We sat drinking tea, mulling over the possibilities. It confirmed what has been obvious to Iraqis since the beginning- the Iraqi security forces are actually militias allied to religious and political parties.
But it also brings to light other worrisome issues. The situation is so bad on the security front that the top two ministries in charge of protecting Iraqi civilians cannot trust each other. The Ministry of Defense can’t even trust its own personnel, unless they are “accompanied by American coalition forces”.
It really is difficult to understand what is happening lately. We hear about talks between Americans and Iran over security in Iraq, and then American ambassador in Iraq accuses Iran of funding militias inside of the country. Today there are claims that Americans killed between 20 to 30 men from Sadr’s militia in an attack on a husseiniya yesterday. The Americans are claiming that responsibility for the attack should be placed on Iraqi security forces (the same security forces they are constantly commending).
All of this directly contradicts claims by Bush and other American politicians that Iraqi troops and security forces are in control of the situation. Or maybe they are in control- just not in a good way.
They’ve been finding corpses all over Baghdad for weeks now- and it’s always the same: holes drilled in the head, multiple shots or strangulation, like the victims were hung. Execution, militia style. Many of the people were taken from their homes by security forces- police or special army brigades… Some of them were rounded up from mosques.
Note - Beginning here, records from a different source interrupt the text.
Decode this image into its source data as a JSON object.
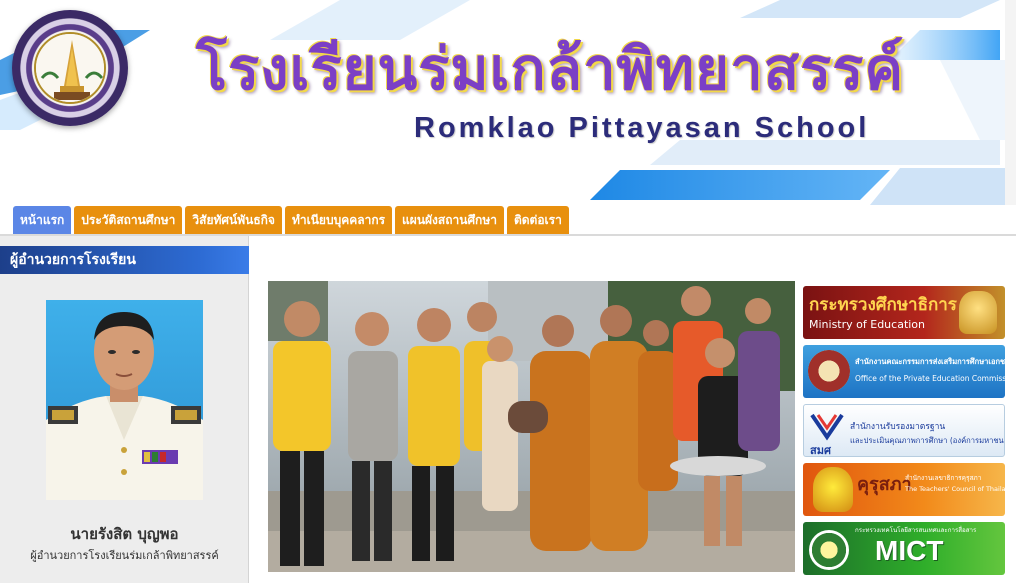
{
  "header": {
    "title_th": "โรงเรียนร่มเกล้าพิทยาสรรค์",
    "title_en": "Romklao Pittayasan School",
    "logo_text": "โรงเรียนร่มเกล้าพิทยาสรรค์"
  },
  "nav": {
    "tabs": [
      {
        "label": "หน้าแรก",
        "active": true
      },
      {
        "label": "ประวัติสถานศึกษา"
      },
      {
        "label": "วิสัยทัศน์พันธกิจ"
      },
      {
        "label": "ทำเนียบบุคคลากร"
      },
      {
        "label": "แผนผังสถานศึกษา"
      },
      {
        "label": "ติดต่อเรา"
      }
    ]
  },
  "director": {
    "section_title": "ผู้อำนวยการโรงเรียน",
    "name": "นายรังสิต  บุญพอ",
    "position": "ผู้อำนวยการโรงเรียนร่มเกล้าพิทยาสรรค์"
  },
  "banners": [
    {
      "line1": "กระทรวงศึกษาธิการ",
      "line2": "Ministry of Education"
    },
    {
      "line1": "สำนักงานคณะกรรมการส่งเสริมการศึกษาเอกชน",
      "line2": "Office of the Private Education Commission"
    },
    {
      "line1": "สำนักงานรับรองมาตรฐาน",
      "line2": "และประเมินคุณภาพการศึกษา (องค์การมหาชน)",
      "mark": "สมศ"
    },
    {
      "line1": "คุรุสภา",
      "line2": "สำนักงานเลขาธิการคุรุสภา",
      "line3": "The Teachers' Council of Thailand"
    },
    {
      "line1": "MICT",
      "line2": "กระทรวงเทคโนโลยีสารสนเทศและการสื่อสาร"
    }
  ],
  "colors": {
    "nav_tab": "#e8900e",
    "nav_active": "#5b86e6",
    "section_header": "#2d6bd3",
    "title_purple": "#7b3fc6"
  }
}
The emergent client-state in Iraq is pathetically weak and divided, both hopelessly dependent on the US, and brutally reliant on sectarian militias. And surely this is what the US intends.
The latest revelations about US plans for permanent bases in Iraq has compounded the already very obvious fact that the US doesn't intend on ending its occupation either as the result of a timetable, or Iraqi political pressure or US domestic pressure. They intend to draw down forces and leave tens of thousands of troops stationed in permanent bases, thereby providing them with crucial leverage both in Iraq and in the Middle East as a whole. This would, so the US government hopes, provide a base for a potential attack on Iran or Syria. It would also keep the US-vetted Iraqi political class under thumb. Not only was this entirely predictable, but it was predicted, repeatedly. The US has been depositing bases across the planet like a so many cowpats for decades, and this escalated sharply in the post-Cold War era. Why would it be different with Iraq?
What is happening in Iraq is not 'civil war' (yet), or simply some incomprehensible kind of randomly violent chaos. What is happening is occupation: the US has brutally played off one ethnic group against another, made use of sectarian death squads, built a state apparatus that was imbricated from the start with Badr Corps and peshmerga - and have no doubt engaged in various psyops that we won't hear about for another thirty years. In this situation, various groups are struggling for power and patronage, others are struggling for equity, and some are struggling for their very existence. It is the occupation which has to be overcome in the immediate term, and fighting the occupation also means fighting the germinal indigenous ruling class which is allied to it. Resisting sectarianism means resisting the splitting tactics of the new political elites, particularly those most allied with the occupation.
By the way - John Reid, the Defence Secretary, has called for a "review" of the Geneva Conventions, because the new breed of Evil Doer is unlike any previously experienced: "The legal constraints upon us have to be set against an enemy that adheres no constraints whatsoever, but an enemy so swift to insist that we do in every particular, and that makes life very difficult for the forces of democracy". You heard the man - human rights law "makes life very difficult". I bet it does.